🤖 AI Summary
This work addresses the lack of a systematic benchmark for tabular learning on real-world data containing strings, which has made it unclear whether specialized architectures are necessary or if effective performance can be achieved through encoding alone. To bridge this gap, the authors introduce STRABLE, the first standardized benchmark for string-aware tabular learning, comprising 108 real-world mixed-type tables. They conduct a large-scale evaluation of 445 end-to-end and modular pipelines that combine string embeddings, categorical encodings, post-processing strategies, and diverse tabular models. Results show that on category-dominated tables, simple embeddings paired with advanced tabular models are most efficient, whereas in free-text-heavy settings, encodings derived from large language models yield superior performance. STRABLE produces generalizable pipeline rankings, demonstrating its validity as a research benchmark and offering practitioners effective, low-cost solutions.
📝 Abstract
Benchmarking tabular learning has revealed the benefit of dedicated architectures, pushing the state of the art.
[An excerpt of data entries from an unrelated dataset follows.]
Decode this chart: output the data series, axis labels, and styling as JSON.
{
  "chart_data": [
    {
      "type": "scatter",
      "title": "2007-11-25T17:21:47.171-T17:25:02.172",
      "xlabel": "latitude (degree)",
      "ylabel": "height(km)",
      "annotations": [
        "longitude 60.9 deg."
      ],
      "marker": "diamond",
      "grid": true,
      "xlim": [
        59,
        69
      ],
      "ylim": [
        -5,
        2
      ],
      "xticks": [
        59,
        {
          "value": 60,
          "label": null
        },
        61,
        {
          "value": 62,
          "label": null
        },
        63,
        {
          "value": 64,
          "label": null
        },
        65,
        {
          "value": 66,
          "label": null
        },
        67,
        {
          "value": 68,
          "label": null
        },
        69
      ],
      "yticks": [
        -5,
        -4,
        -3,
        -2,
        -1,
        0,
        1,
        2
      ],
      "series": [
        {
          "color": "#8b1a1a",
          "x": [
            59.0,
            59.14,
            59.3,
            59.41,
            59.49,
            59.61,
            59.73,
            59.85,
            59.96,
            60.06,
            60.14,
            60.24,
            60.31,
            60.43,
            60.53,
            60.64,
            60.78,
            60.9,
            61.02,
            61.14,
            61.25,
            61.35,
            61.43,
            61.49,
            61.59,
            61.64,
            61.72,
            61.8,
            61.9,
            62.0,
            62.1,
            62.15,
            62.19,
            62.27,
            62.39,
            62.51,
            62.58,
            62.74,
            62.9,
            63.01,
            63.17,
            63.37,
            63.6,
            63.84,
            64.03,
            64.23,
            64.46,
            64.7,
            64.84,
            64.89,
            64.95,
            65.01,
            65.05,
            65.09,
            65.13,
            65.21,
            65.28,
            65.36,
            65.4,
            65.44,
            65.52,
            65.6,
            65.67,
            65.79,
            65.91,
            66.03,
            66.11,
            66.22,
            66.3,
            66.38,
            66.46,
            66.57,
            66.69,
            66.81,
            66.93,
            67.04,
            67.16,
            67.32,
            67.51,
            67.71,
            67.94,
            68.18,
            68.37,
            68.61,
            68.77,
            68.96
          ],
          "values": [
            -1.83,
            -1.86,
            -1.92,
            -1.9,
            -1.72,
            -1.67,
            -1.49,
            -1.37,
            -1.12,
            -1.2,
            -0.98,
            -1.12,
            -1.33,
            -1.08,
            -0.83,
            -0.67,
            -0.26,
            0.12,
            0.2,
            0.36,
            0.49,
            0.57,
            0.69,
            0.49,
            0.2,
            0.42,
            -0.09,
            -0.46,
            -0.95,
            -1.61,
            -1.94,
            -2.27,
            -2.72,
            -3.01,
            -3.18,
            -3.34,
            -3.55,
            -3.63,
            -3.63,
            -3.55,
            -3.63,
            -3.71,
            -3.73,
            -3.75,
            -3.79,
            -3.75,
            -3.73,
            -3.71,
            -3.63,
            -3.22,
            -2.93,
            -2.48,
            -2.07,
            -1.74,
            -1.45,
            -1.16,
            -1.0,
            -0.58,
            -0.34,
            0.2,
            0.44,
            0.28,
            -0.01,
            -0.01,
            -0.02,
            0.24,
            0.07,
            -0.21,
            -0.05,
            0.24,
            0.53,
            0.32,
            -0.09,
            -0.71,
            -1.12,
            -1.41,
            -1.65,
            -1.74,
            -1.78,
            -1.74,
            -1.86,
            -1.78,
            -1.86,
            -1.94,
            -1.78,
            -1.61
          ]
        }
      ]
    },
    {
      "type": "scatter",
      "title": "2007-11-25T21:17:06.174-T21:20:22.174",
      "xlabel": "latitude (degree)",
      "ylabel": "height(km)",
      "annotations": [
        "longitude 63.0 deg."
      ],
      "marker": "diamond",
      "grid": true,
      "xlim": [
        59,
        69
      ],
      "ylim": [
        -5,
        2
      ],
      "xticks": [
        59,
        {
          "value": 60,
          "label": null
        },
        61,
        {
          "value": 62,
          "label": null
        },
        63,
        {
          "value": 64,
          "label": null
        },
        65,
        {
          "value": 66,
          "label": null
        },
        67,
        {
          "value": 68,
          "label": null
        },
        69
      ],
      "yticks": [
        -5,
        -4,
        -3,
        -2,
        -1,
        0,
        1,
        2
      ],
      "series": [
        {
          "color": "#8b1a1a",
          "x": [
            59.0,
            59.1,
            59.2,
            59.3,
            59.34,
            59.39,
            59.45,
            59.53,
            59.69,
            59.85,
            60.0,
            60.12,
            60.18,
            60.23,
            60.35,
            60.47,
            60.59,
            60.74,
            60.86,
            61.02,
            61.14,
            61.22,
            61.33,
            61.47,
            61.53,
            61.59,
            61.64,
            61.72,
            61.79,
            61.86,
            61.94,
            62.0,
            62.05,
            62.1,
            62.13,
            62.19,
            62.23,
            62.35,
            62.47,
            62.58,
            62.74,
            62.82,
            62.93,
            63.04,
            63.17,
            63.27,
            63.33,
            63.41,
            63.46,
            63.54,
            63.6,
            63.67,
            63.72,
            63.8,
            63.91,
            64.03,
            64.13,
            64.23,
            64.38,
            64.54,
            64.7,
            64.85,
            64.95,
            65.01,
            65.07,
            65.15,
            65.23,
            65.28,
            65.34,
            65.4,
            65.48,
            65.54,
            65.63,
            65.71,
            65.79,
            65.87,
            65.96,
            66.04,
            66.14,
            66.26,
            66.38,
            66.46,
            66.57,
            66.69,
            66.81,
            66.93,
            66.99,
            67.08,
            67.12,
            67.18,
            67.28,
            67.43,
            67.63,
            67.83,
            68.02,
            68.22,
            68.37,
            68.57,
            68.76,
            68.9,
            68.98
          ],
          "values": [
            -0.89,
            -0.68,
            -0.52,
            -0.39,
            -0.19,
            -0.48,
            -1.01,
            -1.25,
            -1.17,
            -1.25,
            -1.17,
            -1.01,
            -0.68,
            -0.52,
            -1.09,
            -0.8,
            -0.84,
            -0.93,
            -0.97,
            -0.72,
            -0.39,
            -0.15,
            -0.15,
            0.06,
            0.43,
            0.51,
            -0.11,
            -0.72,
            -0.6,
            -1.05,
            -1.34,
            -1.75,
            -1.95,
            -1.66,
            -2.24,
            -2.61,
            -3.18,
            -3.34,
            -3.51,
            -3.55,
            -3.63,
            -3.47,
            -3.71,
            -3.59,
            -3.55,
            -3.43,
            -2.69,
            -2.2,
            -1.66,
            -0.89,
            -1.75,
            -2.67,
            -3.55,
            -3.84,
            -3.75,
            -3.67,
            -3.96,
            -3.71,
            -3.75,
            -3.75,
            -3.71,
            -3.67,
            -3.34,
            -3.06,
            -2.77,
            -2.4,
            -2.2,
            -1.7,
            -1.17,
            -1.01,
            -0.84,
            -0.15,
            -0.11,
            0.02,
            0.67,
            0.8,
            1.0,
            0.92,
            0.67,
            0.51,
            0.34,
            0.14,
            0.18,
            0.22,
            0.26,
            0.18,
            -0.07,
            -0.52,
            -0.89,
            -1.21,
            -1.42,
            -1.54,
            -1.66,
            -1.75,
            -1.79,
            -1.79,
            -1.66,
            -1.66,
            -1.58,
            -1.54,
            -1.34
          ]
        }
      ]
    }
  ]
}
But real-world tables often contain string entries, beyond numbers, and these settings have been understudied due to a lack of a solid benchmarking suite. They lead to new research questions: Are dedicated learners needed, with end-to-end modeling of strings and numbers? Or does it suffice to encode strings as numbers, as with a categorical encoding? And if so, do the resulting tables resemble numerical tabular data, calling for the same learners? To enable these studies, we contribute STRABLE, a benchmarking corpus of 108 tables, all real-world learning problems with strings and numbers across diverse application fields. We run the first large-scale empirical study of tabular learning with strings, evaluating 445 pipelines. These pipelines span end-to-end architectures and modular pipelines, where strings are first encoded, then post-processed, and finally passed to a tabular learner. We find that, because most tables in the wild are categorical-dominant, advanced tabular learners paired with simple string embeddings achieve good predictions at low computational cost. On free-text-dominant tables, large LLM encoders become competitive. Their performance also appears sensitive to post-processing, with differences across LLM families. Finally, we show that STRABLE is a good set of tables to study "string tabular" learning as it leads to generalizable pipeline rankings that are close to the oracle rankings. We thus establish STRABLE as a foundation for research on tabular learning with strings, an important yet understudied area.